Когда я сообщил ему, что у пауков нет желудка и они, по-моему, питаются радиоволнами, он прошептал, что и человек часть энергии получает в виде лучей. Например, в виде тепла. Договорить он не смог. Он резко глотнул, его перекорежила судорога, а я беспомощно стоял над ним. Знала бы ты, как это было ужасно!
Но если и на самом деле эти пауки поглощают радиоволны, тогда я знаю, в чем выход.
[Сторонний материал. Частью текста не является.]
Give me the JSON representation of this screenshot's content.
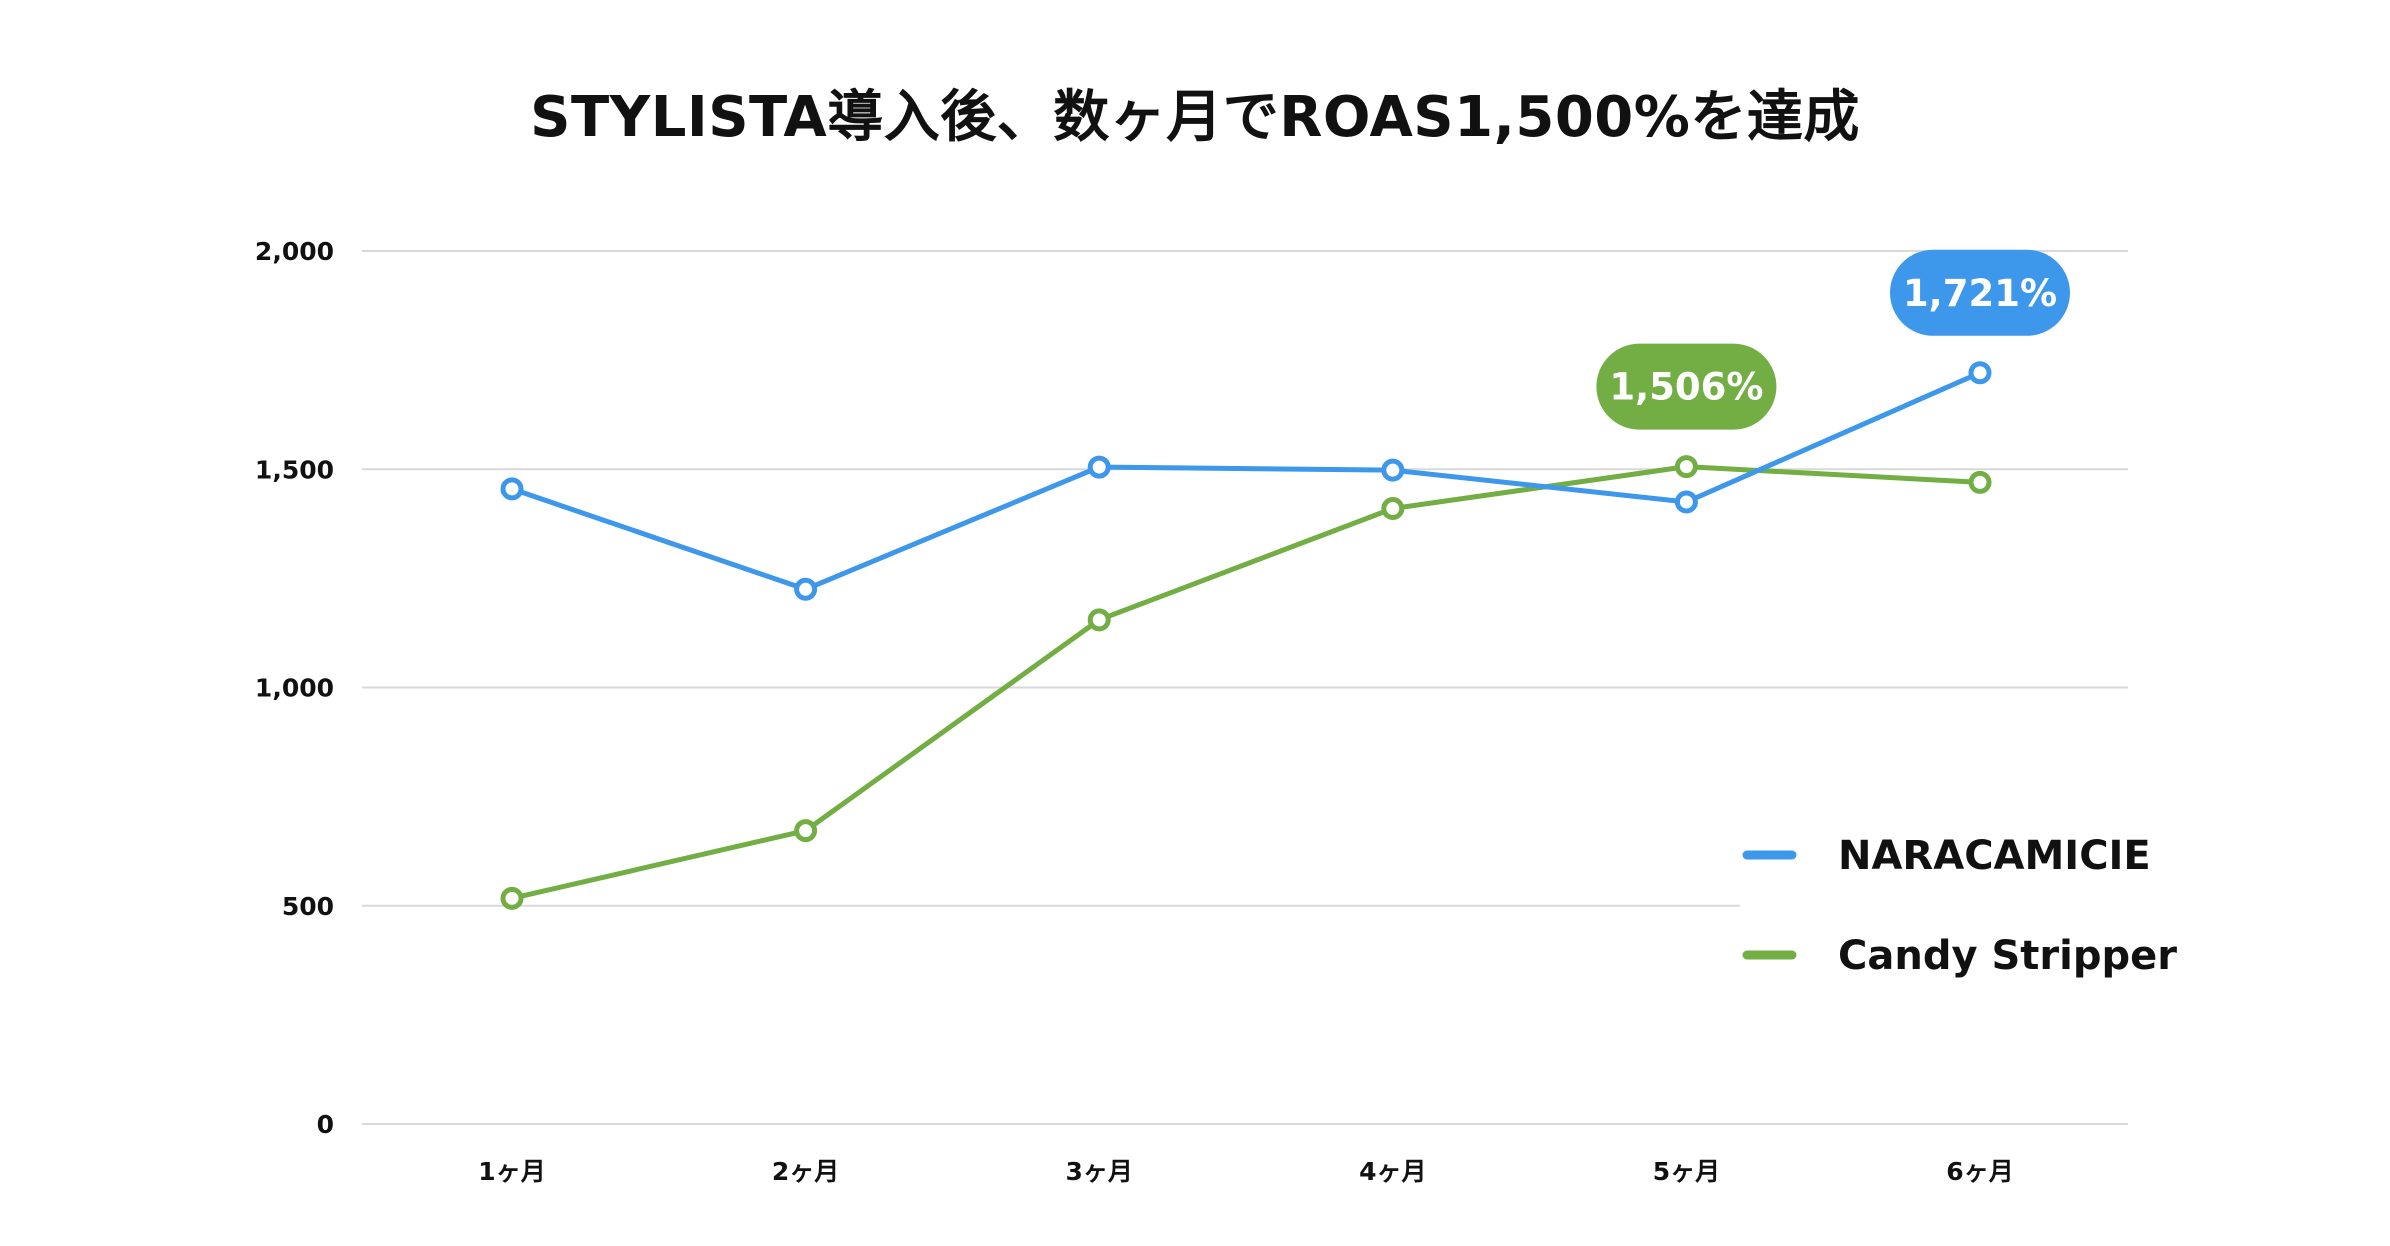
{
  "chart_data": {
    "type": "line",
    "title": "STYLISTA導入後、数ヶ月でROAS1,500%を達成",
    "xlabel": "",
    "ylabel": "",
    "categories": [
      "1ヶ月",
      "2ヶ月",
      "3ヶ月",
      "4ヶ月",
      "5ヶ月",
      "6ヶ月"
    ],
    "ylim": [
      0,
      2000
    ],
    "yticks": [
      0,
      500,
      1000,
      1500,
      2000
    ],
    "ytick_labels": [
      "0",
      "500",
      "1,000",
      "1,500",
      "2,000"
    ],
    "grid": true,
    "legend_position": "right",
    "series": [
      {
        "name": "NARACAMICIE",
        "color": "#3d97ea",
        "values": [
          1455,
          1225,
          1505,
          1498,
          1425,
          1721
        ]
      },
      {
        "name": "Candy Stripper",
        "color": "#72ae43",
        "values": [
          517,
          672,
          1155,
          1410,
          1506,
          1470
        ]
      }
    ],
    "annotations": [
      {
        "series": 0,
        "index": 5,
        "text": "1,721%",
        "color": "#3d97ea"
      },
      {
        "series": 1,
        "index": 4,
        "text": "1,506%",
        "color": "#72ae43"
      }
    ]
  }
}
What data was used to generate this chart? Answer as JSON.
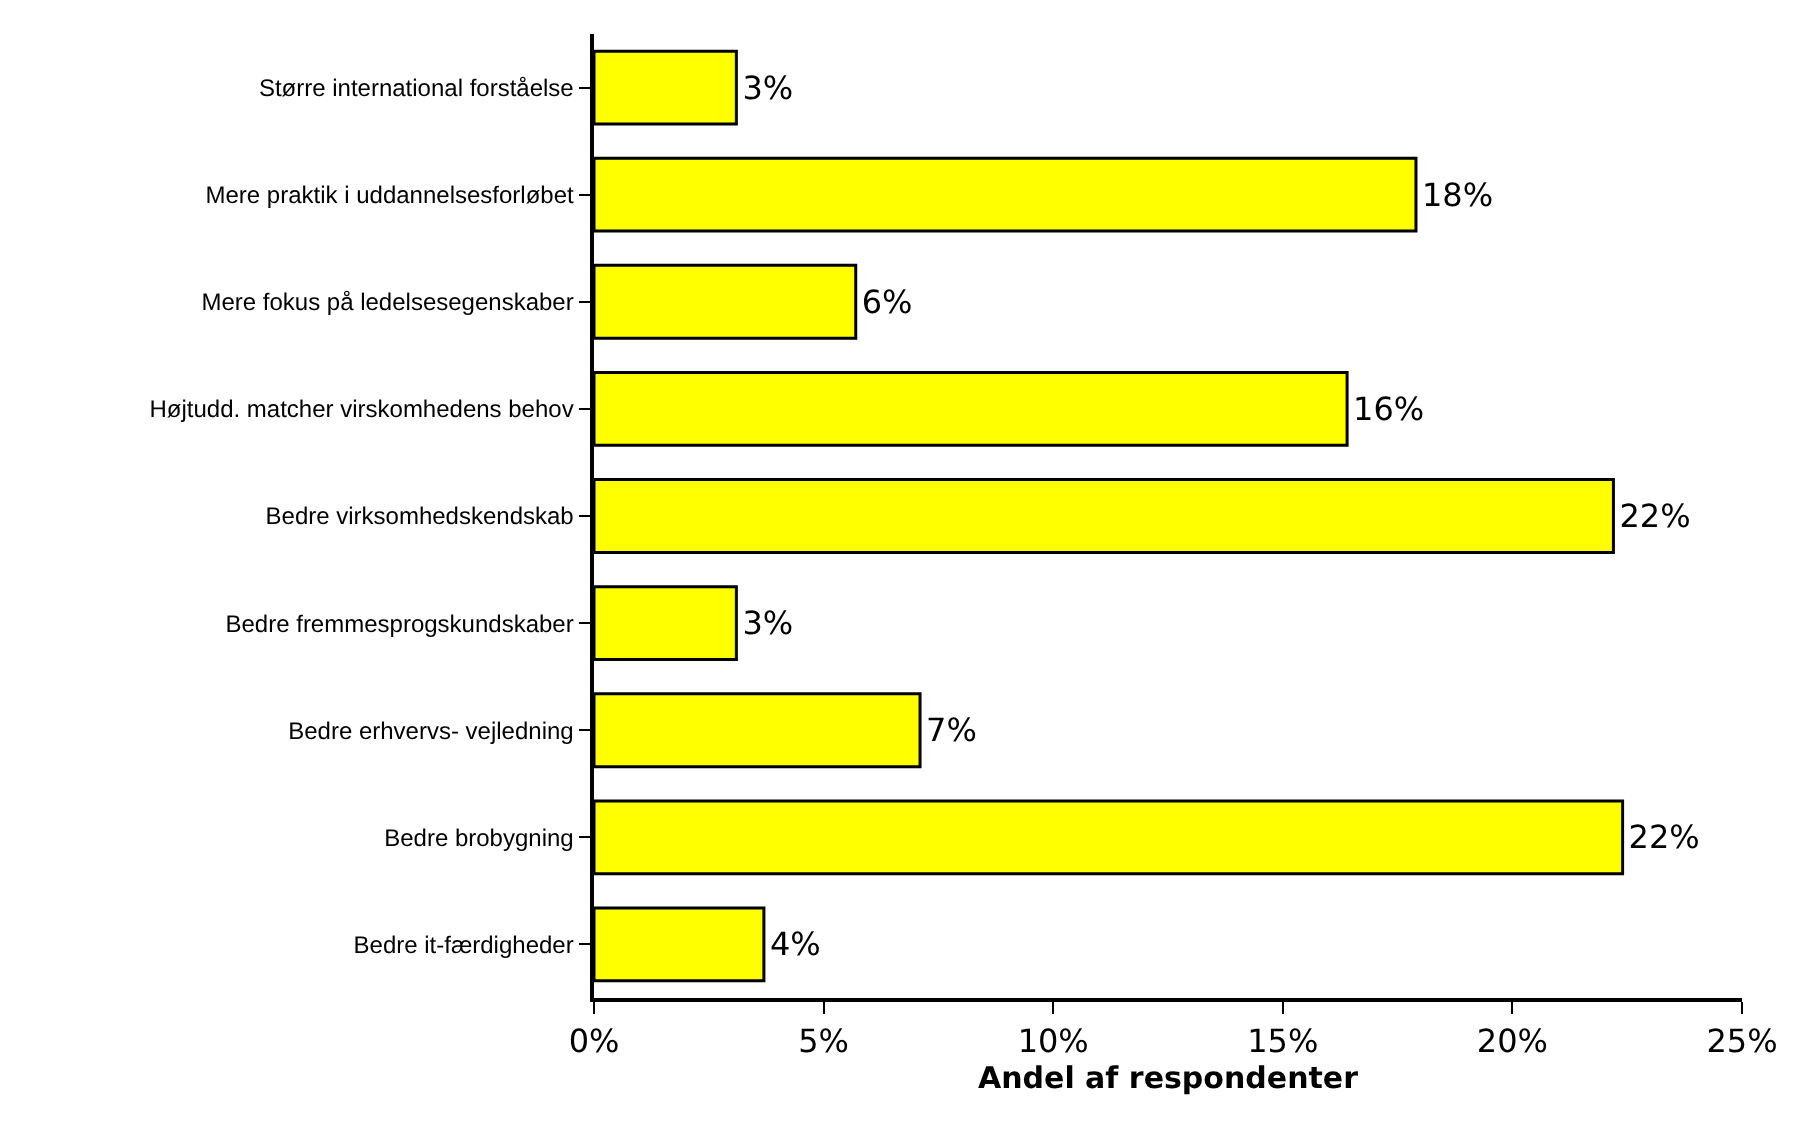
{
  "chart_data": {
    "type": "bar",
    "orientation": "horizontal",
    "xlabel": "Andel af respondenter",
    "categories": [
      "Større international forståelse",
      "Mere praktik i uddannelsesforløbet",
      "Mere fokus på ledelsesegenskaber",
      "Højtudd. matcher virskomhedens behov",
      "Bedre virksomhedskendskab",
      "Bedre fremmesprogskundskaber",
      "Bedre erhvervs- vejledning",
      "Bedre brobygning",
      "Bedre it-færdigheder"
    ],
    "values": [
      3.1,
      17.9,
      5.7,
      16.4,
      22.2,
      3.1,
      7.1,
      22.4,
      3.7
    ],
    "value_labels": [
      "3%",
      "18%",
      "6%",
      "16%",
      "22%",
      "3%",
      "7%",
      "22%",
      "4%"
    ],
    "color": "#ffff00",
    "xlim": [
      0,
      25
    ],
    "xticks": [
      {
        "value": 0,
        "label": "0%"
      },
      {
        "value": 5,
        "label": "5%"
      },
      {
        "value": 10,
        "label": "10%"
      },
      {
        "value": 15,
        "label": "15%"
      },
      {
        "value": 20,
        "label": "20%"
      },
      {
        "value": 25,
        "label": "25%"
      }
    ]
  }
}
Надо поджечь старую гарь, и когда окрестности освободятся от паутины, связаться с базой, вызвать самолет, увезти Дмитрия Сергеевича прямо в Якутск!..
11 сентября, 19 часов.
Что делать с оленями? Выпустить их из ограды? Они уйдут за гарь: ближе нет ни ягеля, ни травы, ни грибов, ни единого зеленого ростка вообще. Лови потом! Вот и лежат они возле палатки, поджав свои заячьи хвостики, и вздыхают протяжно, как усталые люди. Если еще день-два не выйдем, они не смогут двигаться даже без всякого груза. А Дмитрию Сергеевичу тяжелей и тяжелей с каждым часом.